Ultimately, we landed on a desaturated, green hue as the dim light, which is the light that softly illuminates the whole environment; this connected the area to Zaun without detracting too much from Warwick. Then, to amplify the fear factor, we implemented a mustard-yellow glow from the artificial lights. Riot cottonfxn says, “We were worried for a while if we made the right decision, because the lighting really isn’t green. It wasn’t until players commented that the setting felt like Zaun that we thought of it as a success.”
In the final version, there’s a clear distinction between Warwick’s coloring and the environment’s lighting.
Guns and Phones
Technology in Zaun (and Piltover) is pretty advanced compared to the rest of Runeterra, but still, guns are an oddity. The tech exists, but it’s so rare and costly that only some wealthy people can afford it. It’s kind of like automobiles a hundred years ago—they existed, but they weren’t crowding the streets.

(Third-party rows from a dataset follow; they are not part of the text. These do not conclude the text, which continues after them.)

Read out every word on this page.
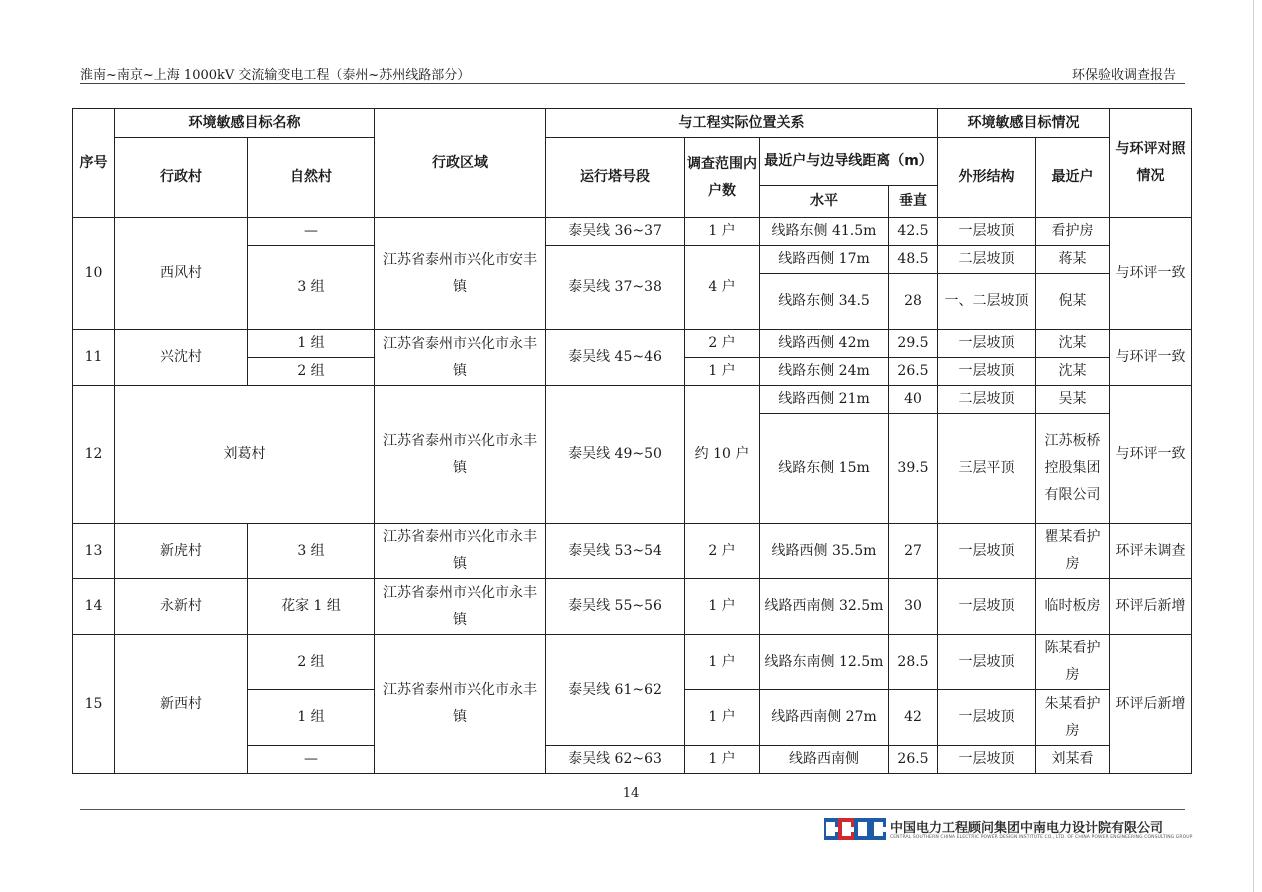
淮南~南京~上海 1000kV 交流输变电工程（泰州~苏州线路部分）	环保验收调查报告
序号	环境敏感目标名称		行政区域	与工程实际位置关系				环境敏感目标情况		与环评对照情况
	行政村	自然村		运行塔号段	调查范围内户数	最近户与边导线距离（m）		外形结构	最近户	
						水平	垂直			
10	西风村	—	江苏省泰州市兴化市安丰镇	泰吴线 36~37	1 户	线路东侧 41.5m	42.5	一层坡顶	看护房	与环评一致
		3 组		泰吴线 37~38	4 户	线路西侧 17m	48.5	二层坡顶	蒋某	
						线路东侧 34.5	28	一、二层坡顶	倪某	
11	兴沈村	1 组	江苏省泰州市兴化市永丰镇	泰吴线 45~46	2 户	线路西侧 42m	29.5	一层坡顶	沈某	与环评一致
		2 组			1 户	线路东侧 24m	26.5	一层坡顶	沈某	
12	刘葛村		江苏省泰州市兴化市永丰镇	泰吴线 49~50	约 10 户	线路西侧 21m	40	二层坡顶	吴某	与环评一致
						线路东侧 15m	39.5	三层平顶	江苏板桥控股集团有限公司	
13	新虎村	3 组	江苏省泰州市兴化市永丰镇	泰吴线 53~54	2 户	线路西侧 35.5m	27	一层坡顶	瞿某看护房	环评未调查
14	永新村	花家 1 组	江苏省泰州市兴化市永丰镇	泰吴线 55~56	1 户	线路西南侧 32.5m	30	一层坡顶	临时板房	环评后新增
15	新西村	2 组	江苏省泰州市兴化市永丰镇	泰吴线 61~62	1 户	线路东南侧 12.5m	28.5	一层坡顶	陈某看护房	环评后新增
		1 组			1 户	线路西南侧 27m	42	一层坡顶	朱某看护房	
		—		泰吴线 62~63	1 户	线路西南侧	26.5	一层坡顶	刘某看	
14
中国电力工程顾问集团中南电力设计院有限公司
CENTRAL SOUTHERN CHINA ELECTRIC POWER DESIGN INSTITUTE CO., LTD. OF CHINA POWER ENGINEERING CONSULTING GROUP
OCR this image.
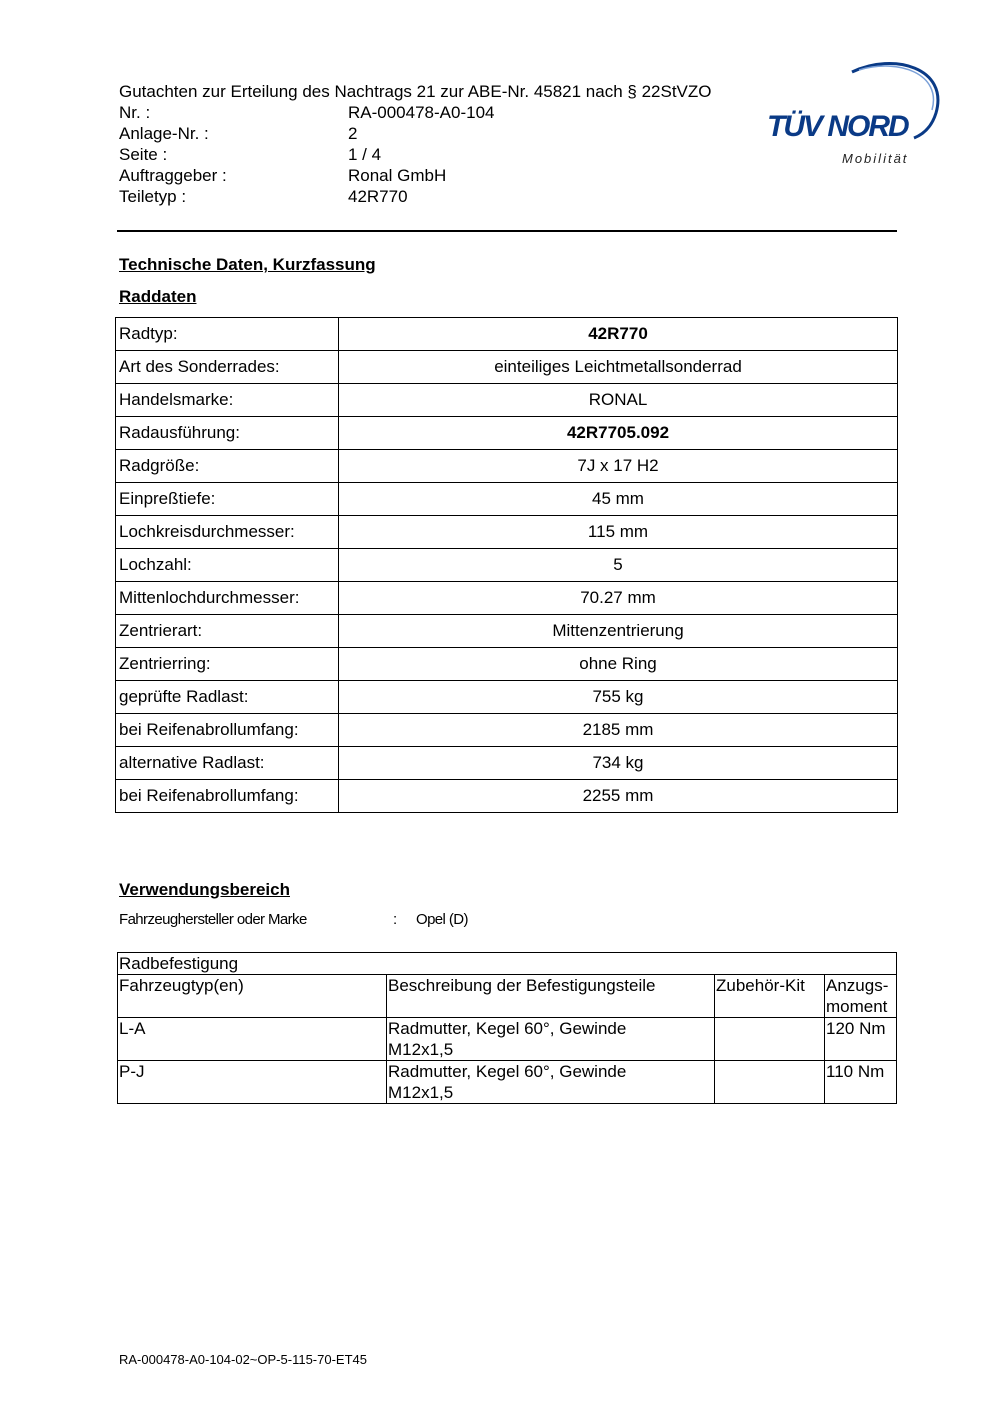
Gutachten zur Erteilung des Nachtrags 21 zur ABE-Nr. 45821 nach § 22StVZO
Nr. :	RA-000478-A0-104
Anlage-Nr. :	2
Seite :	1 / 4
Auftraggeber :	Ronal GmbH
Teiletyp :	42R770
TÜV NORD
Mobilität
Technische Daten, Kurzfassung
Raddaten
Radtyp:	42R770
Art des Sonderrades:	einteiliges Leichtmetallsonderrad
Handelsmarke:	RONAL
Radausführung:	42R7705.092
Radgröße:	7J x 17 H2
Einpreßtiefe:	45 mm
Lochkreisdurchmesser:	115 mm
Lochzahl:	5
Mittenlochdurchmesser:	70.27 mm
Zentrierart:	Mittenzentrierung
Zentrierring:	ohne Ring
geprüfte Radlast:	755 kg
bei Reifenabrollumfang:	2185 mm
alternative Radlast:	734 kg
bei Reifenabrollumfang:	2255 mm
Verwendungsbereich
Fahrzeughersteller oder Marke	: Opel (D)
Radbefestigung			
Fahrzeugtyp(en)	Beschreibung der Befestigungsteile	Zubehör-Kit	Anzugs-
moment
L-A	Radmutter, Kegel 60°, Gewinde
M12x1,5		120 Nm
P-J	Radmutter, Kegel 60°, Gewinde
M12x1,5		110 Nm
RA-000478-A0-104-02~OP-5-115-70-ET45
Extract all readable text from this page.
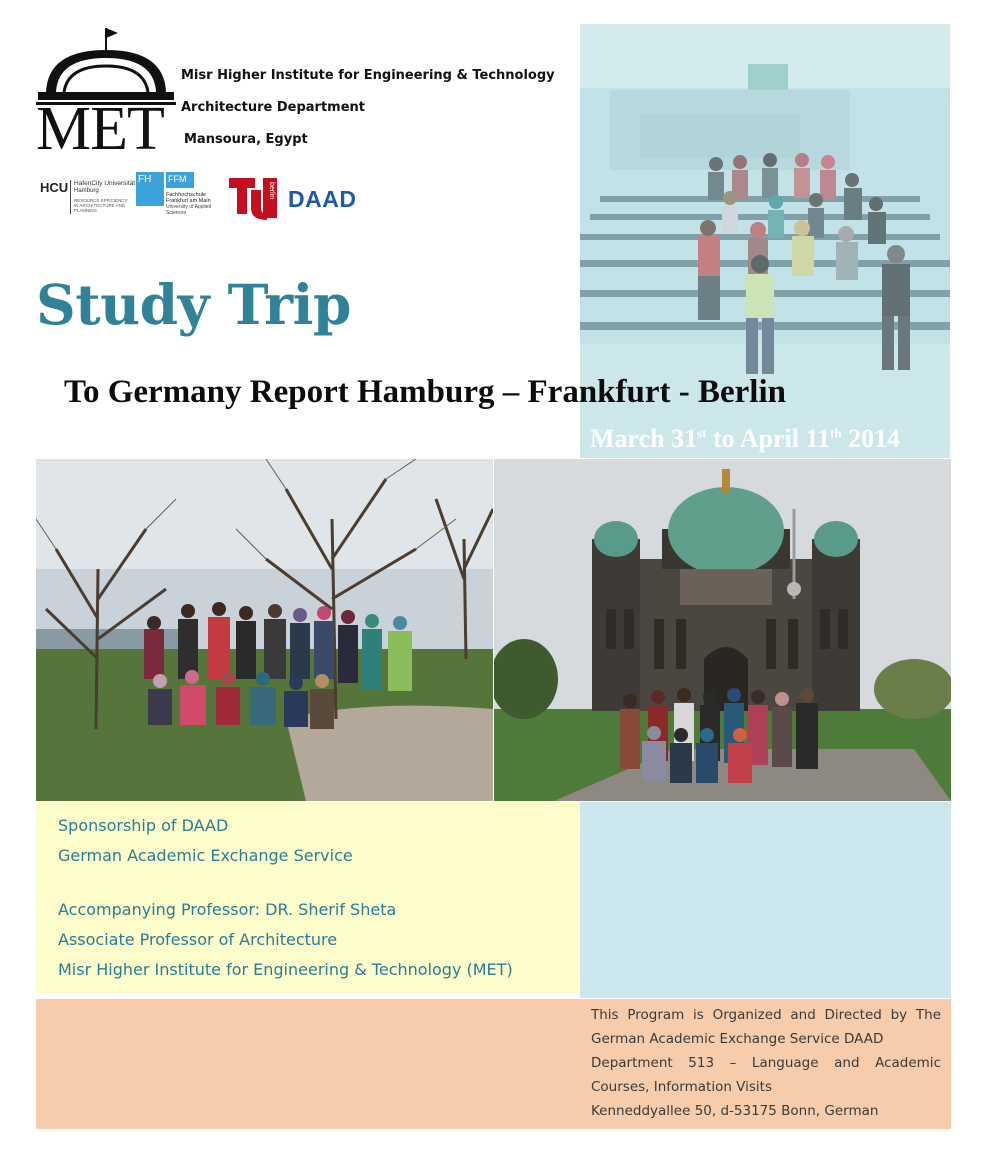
MET
Misr Higher Institute for Engineering & Technology
Architecture Department
Mansoura, Egypt
HCU HafenCity Universität
Hamburg
RESOURCE EFFICIENCY IN ARCHITECTURE AND PLANNING
FH FFM
Fachhochschule Frankfurt am Main
University of Applied Sciences
berlin DAAD
Study Trip
To Germany Report Hamburg – Frankfurt - Berlin
March 31st to April 11th 2014
Sponsorship of DAAD
German Academic Exchange Service
Accompanying Professor: DR. Sherif Sheta
Associate Professor of Architecture
Misr Higher Institute for Engineering & Technology (MET)

This Program is Organized and Directed by The German Academic Exchange Service DAAD

Department 513 – Language and Academic Courses, Information Visits

Kenneddyallee 50, d-53175 Bonn, German
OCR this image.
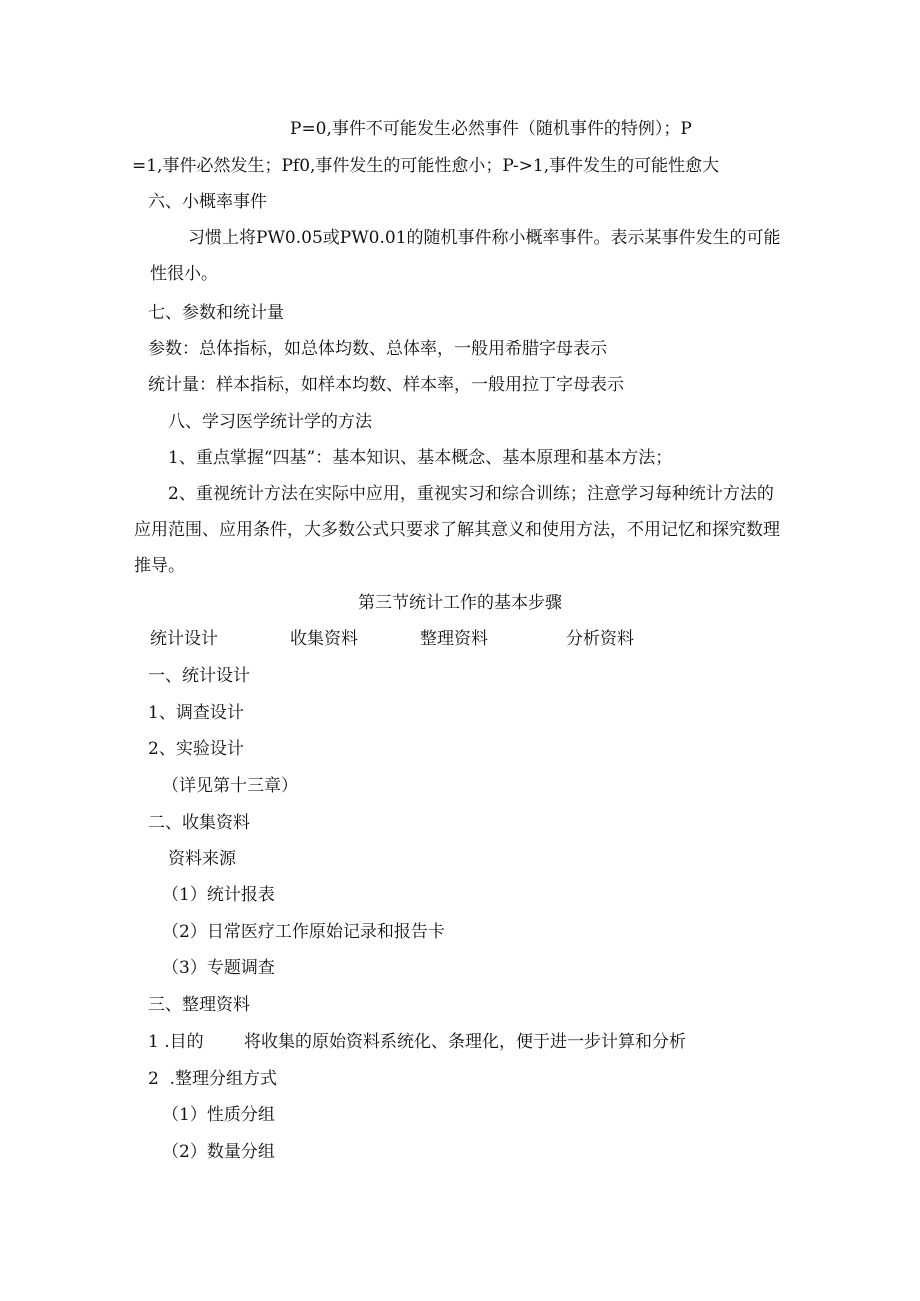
P=0,事件不可能发生必然事件（随机事件的特例）；P
=1,事件必然发生；Pf0,事件发生的可能性愈小；P->1,事件发生的可能性愈大
六、小概率事件
习惯上将PW0.05或PW0.01的随机事件称小概率事件。表示某事件发生的可能性很小。
七、参数和统计量
参数：总体指标，如总体均数、总体率，一般用希腊字母表示
统计量：样本指标，如样本均数、样本率，一般用拉丁字母表示
八、学习医学统计学的方法
1、重点掌握“四基”：基本知识、基本概念、基本原理和基本方法；
2、重视统计方法在实际中应用，重视实习和综合训练；注意学习每种统计方法的应用范围、应用条件，大多数公式只要求了解其意义和使用方法，不用记忆和探究数理推导。
第三节统计工作的基本步骤
统计设计	收集资料	整理资料	分析资料
一、统计设计
1、调查设计
2、实验设计
（详见第十三章）
二、收集资料
资料来源
（1）统计报表
（2）日常医疗工作原始记录和报告卡
（3）专题调查
三、整理资料
1 .目的 将收集的原始资料系统化、条理化，便于进一步计算和分析
2  .整理分组方式
（1）性质分组
（2）数量分组
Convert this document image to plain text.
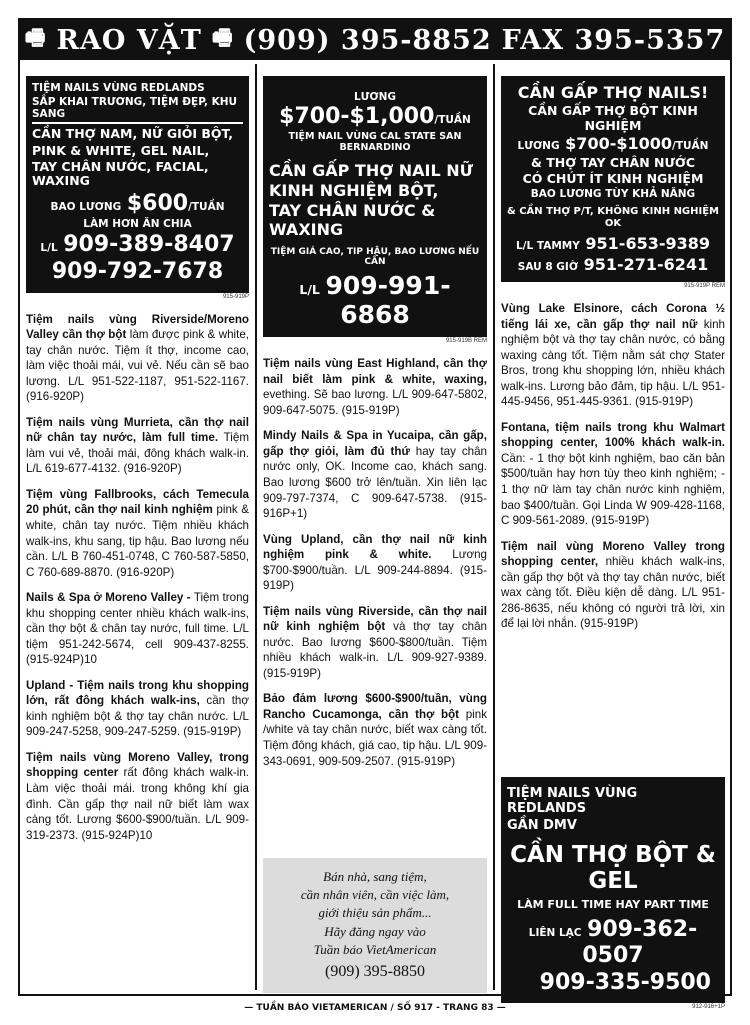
🖷 RAO VẶT 🖷 (909) 395-8852 FAX 395-5357
TIỆM NAILS VÙNG REDLANDS
SẮP KHAI TRƯƠNG, TIỆM ĐẸP, KHU SANG
CẦN THỢ NAM, NỮ GIỎI BỘT,
PINK & WHITE, GEL NAIL,
TAY CHÂN NƯỚC, FACIAL, WAXING
BAO LƯƠNG $600/TUẦN
LÀM HƠN ĂN CHIA
L/L 909-389-8407
909-792-7678
915-919P

Tiệm nails vùng Riverside/Moreno Valley cần thợ bột làm được pink & white, tay chân nước. Tiệm ít thợ, income cao, làm việc thoải mái, vui vẻ. Nếu cần sẽ bao lương. L/L 951-522-1187, 951-522-1167. (916-920P)

Tiệm nails vùng Murrieta, cần thợ nail nữ chân tay nước, làm full time. Tiệm làm vui vẻ, thoải mái, đông khách walk-in. L/L 619-677-4132. (916-920P)

Tiệm vùng Fallbrooks, cách Temecula 20 phút, cần thợ nail kinh nghiệm pink & white, chân tay nước. Tiệm nhiều khách walk-ins, khu sang, tip hậu. Bao lương nếu cần. L/L B 760-451-0748, C 760-587-5850, C 760-689-8870. (916-920P)

Nails & Spa ở Moreno Valley - Tiệm trong khu shopping center nhiều khách walk-ins, cần thợ bột & chân tay nước, full time. L/L tiệm 951-242-5674, cell 909-437-8255. (915-924P)10

Upland - Tiệm nails trong khu shopping lớn, rất đông khách walk-ins, cần thợ kinh nghiệm bột & thợ tay chân nước. L/L 909-247-5258, 909-247-5259. (915-919P)

Tiệm nails vùng Moreno Valley, trong shopping center rất đông khách walk-in. Làm việc thoải mái. trong không khí gia đình. Cần gấp thợ nail nữ biết làm wax càng tốt. Lương $600-$900/tuần. L/L 909-319-2373. (915-924P)10

LƯƠNG $700-$1,000/TUẦN
TIỆM NAIL VÙNG CAL STATE SAN BERNARDINO
CẦN GẤP THỢ NAIL NỮ
KINH NGHIỆM BỘT,
TAY CHÂN NƯỚC & WAXING
TIỆM GIÁ CAO, TIP HẬU, BAO LƯƠNG NẾU CẦN
L/L 909-991-6868
915-919B REM

Tiệm nails vùng East Highland, cần thợ nail biết làm pink & white, waxing, evething. Sẽ bao lương. L/L 909-647-5802, 909-647-5075. (915-919P)

Mindy Nails & Spa in Yucaipa, cần gấp, gấp thợ giỏi, làm đủ thứ hay tay chân nước only, OK. Income cao, khách sang. Bao lương $600 trở lên/tuần. Xin liên lạc 909-797-7374, C 909-647-5738. (915-916P+1)

Vùng Upland, cần thợ nail nữ kinh nghiệm pink & white. Lương $700-$900/tuần. L/L 909-244-8894. (915-919P)

Tiệm nails vùng Riverside, cần thợ nail nữ kinh nghiệm bột và thợ tay chân nước. Bao lương $600-$800/tuần. Tiệm nhiều khách walk-in. L/L 909-927-9389. (915-919P)

Bảo đảm lương $600-$900/tuần, vùng Rancho Cucamonga, cần thợ bột pink /white và tay chân nước, biết wax càng tốt. Tiệm đông khách, giá cao, tip hậu. L/L 909-343-0691, 909-509-2507. (915-919P)

Bán nhà, sang tiệm,
cần nhân viên, cần việc làm,
giới thiệu sản phẩm...
Hãy đăng ngay vào
Tuần báo VietAmerican
(909) 395-8850
CẦN GẤP THỢ NAILS!
CẦN GẤP THỢ BỘT KINH NGHIỆM
LƯƠNG $700-$1000/TUẦN
& THỢ TAY CHÂN NƯỚC
CÓ CHÚT ÍT KINH NGHIỆM
BAO LƯƠNG TÙY KHẢ NĂNG
& CẦN THỢ P/T, KHÔNG KINH NGHIỆM OK
L/L TAMMY 951-653-9389
SAU 8 GIỜ 951-271-6241
915-919P REM

Vùng Lake Elsinore, cách Corona ½ tiếng lái xe, cần gấp thợ nail nữ kinh nghiệm bột và thợ tay chân nước, có bằng waxing càng tốt. Tiệm nằm sát chợ Stater Bros, trong khu shopping lớn, nhiều khách walk-ins. Lương bảo đảm, tip hậu. L/L 951-445-9456, 951-445-9361. (915-919P)

Fontana, tiệm nails trong khu Walmart shopping center, 100% khách walk-in. Cần: - 1 thợ bột kinh nghiệm, bao căn bản $500/tuần hay hơn tùy theo kinh nghiệm; - 1 thợ nữ làm tay chân nước kinh nghiệm, bao $400/tuần. Gọi Linda W 909-428-1168, C 909-561-2089. (915-919P)

Tiệm nail vùng Moreno Valley trong shopping center, nhiều khách walk-ins, cần gấp thợ bột và thợ tay chân nước, biết wax càng tốt. Điều kiện dễ dàng. L/L 951-286-8635, nếu không có người trả lời, xin để lại lời nhắn. (915-919P)

TIỆM NAILS VÙNG REDLANDS
GẦN DMV
CẦN THỢ BỘT & GEL
LÀM FULL TIME HAY PART TIME
LIÊN LẠC 909-362-0507
909-335-9500
912-916+1P
— TUẦN BÁO VIETAMERICAN / SỐ 917 - TRANG 83 —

In early versions of the story, Boggin (the big guy) and Fleg (the POV guy) each carried guns. However, giving guns to such low-ranking characters seemed to imply that guns were pretty common in Zaun, or at least, in the Sump. Riot cottonfxn says, “If both of the main characters have guns, what does that say about the world at large?”
Giving both Fleg and Boggin guns had implications for all of Runeterra: If guns were so common in Zaun and Piltover, why don’t they just take over everything? People in Demacia and Noxus are running around with swords and shields, and they wouldn’t stand a chance against gun warfare. In reality, the technology just wasn’t that prevalent.
And thus, Fleg lost his gun privileges.
Boggin’s gun was integral to the story, so his character had to be completely rewritten to justify his gun possession. Boggin was once all brawn and no brains, but narrative writer Phillip “KneecapPhilly” Vargas says, “We had to make him smarter, tougher, and a leader to warrant him having the weapon.” Once upon a time, Boggin and Fleg were buddies, but then Boggin was modified to be Fleg’s superior—a lieutenant thug.
Beyond the Streets of Zaun
It took a whole lot of teamwork between Digic and Riot’s publishing and Worldbuilding teams to create Warwick’s reveal trailer, and we’re excited about the final result. Through many rounds of feedback and iterations, we were able to portray Zaun in an authentic way. Using Warwick’s home turf as the setting made the experience feel more organic, as if we’re catching a glimpse his life outside the Rift, and it allowed us to share and develop the region in a new and dynamic way.
Plus, stories like this show that Runeterra—and its inhabitants—exist beyond the champions in League: Even if we don’t see it, things are always happening across Runeterra.